Como estão os BRICs? Em média, as firmas indianas e chinesas adotam práticas significativamente mais atrasadas do que as européias e americanas. Isto ocorre devido à alta concentração de empresas públicas e familiares, principalmente na Índia. Entretanto, há nesses países uma franja de empresas com práticas gerenciais avançadas. Na verdade, cerca de 15% das firmas americanas tem gerenciamento pior que a média das empresas chinesas e indianas. As reformas que estão sendo feitas no sistema de propriedade de empresas desses países podem provocar um choque de produtividade, por meio de formas modernas de gestão, que pode compensar o aumento do custo do trabalho e das matérias-primas.

As firmas brasileiras não foram incluídas (até agora) no survey conduzido pelos ingleses, mas fizemos uma pesquisa comparando métodos de gerenciamento em uma amostra de mil firmas brasileiras e indianas em seis setores da indústria. Quando perguntadas o que acontece quando problemas aparecem na produção, 17% das firmas brasileiras respondem que os processos de melhoramentos são feitos com demora, 40% que eles são feitos rapidamente e 43% afirmam que relatar problemas é parte integrante da responsabilidade dos trabalhadores. No caso das firmas indianas, essas porcentagens são de 17%, 46% e 37%, indicando grande similaridade entre as firmas dos dois países.

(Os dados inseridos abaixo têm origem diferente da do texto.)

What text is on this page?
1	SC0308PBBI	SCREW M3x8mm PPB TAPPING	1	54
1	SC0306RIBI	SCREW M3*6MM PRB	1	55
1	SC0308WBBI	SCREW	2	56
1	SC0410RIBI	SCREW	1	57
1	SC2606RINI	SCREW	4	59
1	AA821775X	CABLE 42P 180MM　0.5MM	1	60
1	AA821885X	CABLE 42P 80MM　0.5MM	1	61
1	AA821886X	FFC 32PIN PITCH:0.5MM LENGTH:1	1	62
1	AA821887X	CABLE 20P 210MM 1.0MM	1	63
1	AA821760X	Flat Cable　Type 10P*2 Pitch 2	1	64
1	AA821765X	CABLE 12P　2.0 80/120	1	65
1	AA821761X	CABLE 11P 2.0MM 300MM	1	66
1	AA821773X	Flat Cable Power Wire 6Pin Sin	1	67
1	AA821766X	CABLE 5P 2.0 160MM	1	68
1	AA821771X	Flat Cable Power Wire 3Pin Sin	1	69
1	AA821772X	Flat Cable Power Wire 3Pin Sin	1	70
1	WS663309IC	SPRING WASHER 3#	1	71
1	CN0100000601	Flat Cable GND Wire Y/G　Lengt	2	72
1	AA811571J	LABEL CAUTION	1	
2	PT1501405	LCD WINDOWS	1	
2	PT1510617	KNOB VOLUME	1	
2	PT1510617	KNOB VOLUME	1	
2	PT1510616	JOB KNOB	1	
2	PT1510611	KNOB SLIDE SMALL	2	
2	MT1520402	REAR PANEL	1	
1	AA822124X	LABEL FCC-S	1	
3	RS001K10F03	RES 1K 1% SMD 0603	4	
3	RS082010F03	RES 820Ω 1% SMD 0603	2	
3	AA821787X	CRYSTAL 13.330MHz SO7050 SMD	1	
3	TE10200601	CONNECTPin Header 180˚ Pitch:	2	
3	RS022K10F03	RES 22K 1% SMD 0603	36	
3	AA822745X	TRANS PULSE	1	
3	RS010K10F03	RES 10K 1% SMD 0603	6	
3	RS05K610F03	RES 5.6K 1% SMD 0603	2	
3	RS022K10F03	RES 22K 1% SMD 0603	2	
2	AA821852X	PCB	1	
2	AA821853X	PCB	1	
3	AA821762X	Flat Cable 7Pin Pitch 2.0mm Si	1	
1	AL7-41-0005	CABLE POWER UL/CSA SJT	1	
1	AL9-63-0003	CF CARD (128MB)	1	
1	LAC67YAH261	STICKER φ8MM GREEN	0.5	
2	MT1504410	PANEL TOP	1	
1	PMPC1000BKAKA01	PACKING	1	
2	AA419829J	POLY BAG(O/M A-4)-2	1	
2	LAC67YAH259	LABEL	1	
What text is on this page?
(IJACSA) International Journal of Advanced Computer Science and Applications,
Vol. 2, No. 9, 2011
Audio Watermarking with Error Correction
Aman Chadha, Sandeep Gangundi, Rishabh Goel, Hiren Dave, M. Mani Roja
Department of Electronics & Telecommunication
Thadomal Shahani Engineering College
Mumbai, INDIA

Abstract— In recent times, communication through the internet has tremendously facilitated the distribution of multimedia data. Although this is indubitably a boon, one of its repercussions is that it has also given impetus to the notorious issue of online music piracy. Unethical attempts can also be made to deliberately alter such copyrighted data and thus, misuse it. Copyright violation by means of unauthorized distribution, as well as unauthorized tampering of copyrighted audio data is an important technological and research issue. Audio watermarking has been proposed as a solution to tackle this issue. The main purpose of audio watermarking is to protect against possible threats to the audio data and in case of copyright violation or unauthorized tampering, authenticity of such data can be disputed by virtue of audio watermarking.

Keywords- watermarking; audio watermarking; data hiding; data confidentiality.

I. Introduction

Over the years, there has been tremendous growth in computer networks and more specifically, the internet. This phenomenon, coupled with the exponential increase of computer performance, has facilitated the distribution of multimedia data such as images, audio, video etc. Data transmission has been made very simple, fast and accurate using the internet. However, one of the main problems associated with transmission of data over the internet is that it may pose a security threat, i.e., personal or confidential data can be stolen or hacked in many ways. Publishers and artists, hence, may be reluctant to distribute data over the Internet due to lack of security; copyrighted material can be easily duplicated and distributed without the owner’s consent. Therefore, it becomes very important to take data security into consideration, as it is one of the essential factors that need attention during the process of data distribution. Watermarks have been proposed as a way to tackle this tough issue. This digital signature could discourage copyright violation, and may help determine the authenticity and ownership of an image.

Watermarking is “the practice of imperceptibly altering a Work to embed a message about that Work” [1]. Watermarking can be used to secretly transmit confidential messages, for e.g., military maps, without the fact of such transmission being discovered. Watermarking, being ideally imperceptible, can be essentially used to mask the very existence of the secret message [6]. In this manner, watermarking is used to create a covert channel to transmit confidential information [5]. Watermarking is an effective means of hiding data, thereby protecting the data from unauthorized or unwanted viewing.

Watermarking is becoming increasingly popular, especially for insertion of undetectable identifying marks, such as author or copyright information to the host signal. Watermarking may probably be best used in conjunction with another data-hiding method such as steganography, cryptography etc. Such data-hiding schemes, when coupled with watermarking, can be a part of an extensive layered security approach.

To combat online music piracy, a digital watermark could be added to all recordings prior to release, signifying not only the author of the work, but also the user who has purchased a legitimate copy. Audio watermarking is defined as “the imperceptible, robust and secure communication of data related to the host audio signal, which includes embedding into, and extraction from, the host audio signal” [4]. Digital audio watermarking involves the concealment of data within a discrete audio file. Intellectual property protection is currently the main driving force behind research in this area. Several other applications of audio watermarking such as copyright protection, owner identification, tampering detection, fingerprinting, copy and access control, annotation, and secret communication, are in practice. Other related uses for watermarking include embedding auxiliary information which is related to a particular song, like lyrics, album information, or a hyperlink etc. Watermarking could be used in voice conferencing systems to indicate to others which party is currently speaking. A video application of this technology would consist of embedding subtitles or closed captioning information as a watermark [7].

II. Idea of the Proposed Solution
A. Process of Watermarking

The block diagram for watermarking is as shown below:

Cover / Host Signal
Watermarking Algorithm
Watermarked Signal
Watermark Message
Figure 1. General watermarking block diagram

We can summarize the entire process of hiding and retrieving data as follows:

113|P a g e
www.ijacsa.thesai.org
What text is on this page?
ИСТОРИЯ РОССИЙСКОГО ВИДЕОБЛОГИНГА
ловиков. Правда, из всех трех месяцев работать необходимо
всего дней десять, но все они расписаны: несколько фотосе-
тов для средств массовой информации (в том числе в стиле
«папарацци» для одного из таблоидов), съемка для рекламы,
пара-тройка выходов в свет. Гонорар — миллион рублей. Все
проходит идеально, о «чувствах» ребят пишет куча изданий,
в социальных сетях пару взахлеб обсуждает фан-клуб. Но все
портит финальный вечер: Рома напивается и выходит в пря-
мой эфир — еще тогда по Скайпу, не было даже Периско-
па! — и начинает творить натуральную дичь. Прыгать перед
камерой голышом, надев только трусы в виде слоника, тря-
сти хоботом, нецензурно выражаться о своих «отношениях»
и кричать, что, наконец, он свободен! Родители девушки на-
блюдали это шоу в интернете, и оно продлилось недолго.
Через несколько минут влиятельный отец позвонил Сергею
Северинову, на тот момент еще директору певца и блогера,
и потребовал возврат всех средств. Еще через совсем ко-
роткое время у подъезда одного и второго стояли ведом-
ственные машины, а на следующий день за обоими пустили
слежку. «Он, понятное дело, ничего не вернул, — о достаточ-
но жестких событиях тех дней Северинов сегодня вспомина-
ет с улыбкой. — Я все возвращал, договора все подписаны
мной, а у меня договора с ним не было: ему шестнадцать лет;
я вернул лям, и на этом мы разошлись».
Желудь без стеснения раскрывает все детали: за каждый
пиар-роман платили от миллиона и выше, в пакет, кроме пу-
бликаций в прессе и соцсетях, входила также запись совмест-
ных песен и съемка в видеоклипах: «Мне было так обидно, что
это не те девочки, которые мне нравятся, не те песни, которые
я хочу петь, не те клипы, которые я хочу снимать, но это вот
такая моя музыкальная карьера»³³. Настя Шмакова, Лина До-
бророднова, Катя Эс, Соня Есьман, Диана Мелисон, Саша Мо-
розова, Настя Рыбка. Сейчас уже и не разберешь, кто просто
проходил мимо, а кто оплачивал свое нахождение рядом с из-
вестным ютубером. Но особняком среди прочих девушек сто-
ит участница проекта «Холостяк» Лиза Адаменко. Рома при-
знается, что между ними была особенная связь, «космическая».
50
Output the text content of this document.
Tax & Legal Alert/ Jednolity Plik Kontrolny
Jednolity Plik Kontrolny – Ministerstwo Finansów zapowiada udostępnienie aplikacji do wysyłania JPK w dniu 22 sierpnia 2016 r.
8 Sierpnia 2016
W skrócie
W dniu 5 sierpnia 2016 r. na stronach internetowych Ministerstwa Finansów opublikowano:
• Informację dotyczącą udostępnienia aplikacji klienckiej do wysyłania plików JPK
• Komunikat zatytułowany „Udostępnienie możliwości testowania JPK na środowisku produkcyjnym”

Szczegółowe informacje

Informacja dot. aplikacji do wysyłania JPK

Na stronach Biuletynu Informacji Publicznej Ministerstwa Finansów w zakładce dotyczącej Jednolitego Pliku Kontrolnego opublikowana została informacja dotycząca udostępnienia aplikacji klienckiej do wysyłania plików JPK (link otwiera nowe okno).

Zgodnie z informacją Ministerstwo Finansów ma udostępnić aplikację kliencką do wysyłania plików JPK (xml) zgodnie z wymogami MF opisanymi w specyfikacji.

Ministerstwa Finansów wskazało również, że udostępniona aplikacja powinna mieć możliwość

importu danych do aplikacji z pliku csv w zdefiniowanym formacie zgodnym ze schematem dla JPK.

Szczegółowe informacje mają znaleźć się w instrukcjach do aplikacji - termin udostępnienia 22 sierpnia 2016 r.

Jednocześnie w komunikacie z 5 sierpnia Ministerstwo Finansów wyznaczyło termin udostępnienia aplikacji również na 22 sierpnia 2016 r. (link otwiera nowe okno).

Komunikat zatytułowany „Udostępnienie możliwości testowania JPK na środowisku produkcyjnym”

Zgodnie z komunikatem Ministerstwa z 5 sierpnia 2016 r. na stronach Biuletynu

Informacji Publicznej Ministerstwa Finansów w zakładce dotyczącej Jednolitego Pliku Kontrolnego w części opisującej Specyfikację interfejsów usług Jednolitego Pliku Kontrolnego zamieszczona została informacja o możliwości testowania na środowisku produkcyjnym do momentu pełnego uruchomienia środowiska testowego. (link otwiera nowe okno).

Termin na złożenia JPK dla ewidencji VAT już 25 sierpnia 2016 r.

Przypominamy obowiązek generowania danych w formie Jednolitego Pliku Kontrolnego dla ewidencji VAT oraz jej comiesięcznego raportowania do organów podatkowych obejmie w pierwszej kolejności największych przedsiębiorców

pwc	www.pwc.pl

Quando perguntadas como é feita a promoção de seus empregados, 8% das empresas brasileiras afirmam que é baseada no tempo de serviço, 24% que há a possibilidade de promoção com base em desempenho e 68% que a promoção é baseada somente no desempenho e habilidade. Nas firmas indianas, esses percentuais são de 22%, 33% e 45%, respectivamente, indicando que as firmas brasileiras estão bem mais avançadas neste quesito. Por fim, quando perguntadas se a remuneração dos trabalhadores está ligada ao seu desempenho, 15% das firmas brasileiras responderam que não, 44% em alguma medida e 40% que isto ocorre na maioria dos casos. Nas firmas indianas essas porcentagens são de 5%, 53% e 42%, o que mostra que as firmas indianas estão mais avançadas que as brasileiras neste quesito. Assim, se o Brasil quiser melhorar a produtividade de suas firmas, terá que melhorar suas práticas gerenciais. Isto pode ser conseguido aumentando a abertura da economia, estimulando a concorrência nos diversos mercados e profissionalizando a gestão de suas empresas.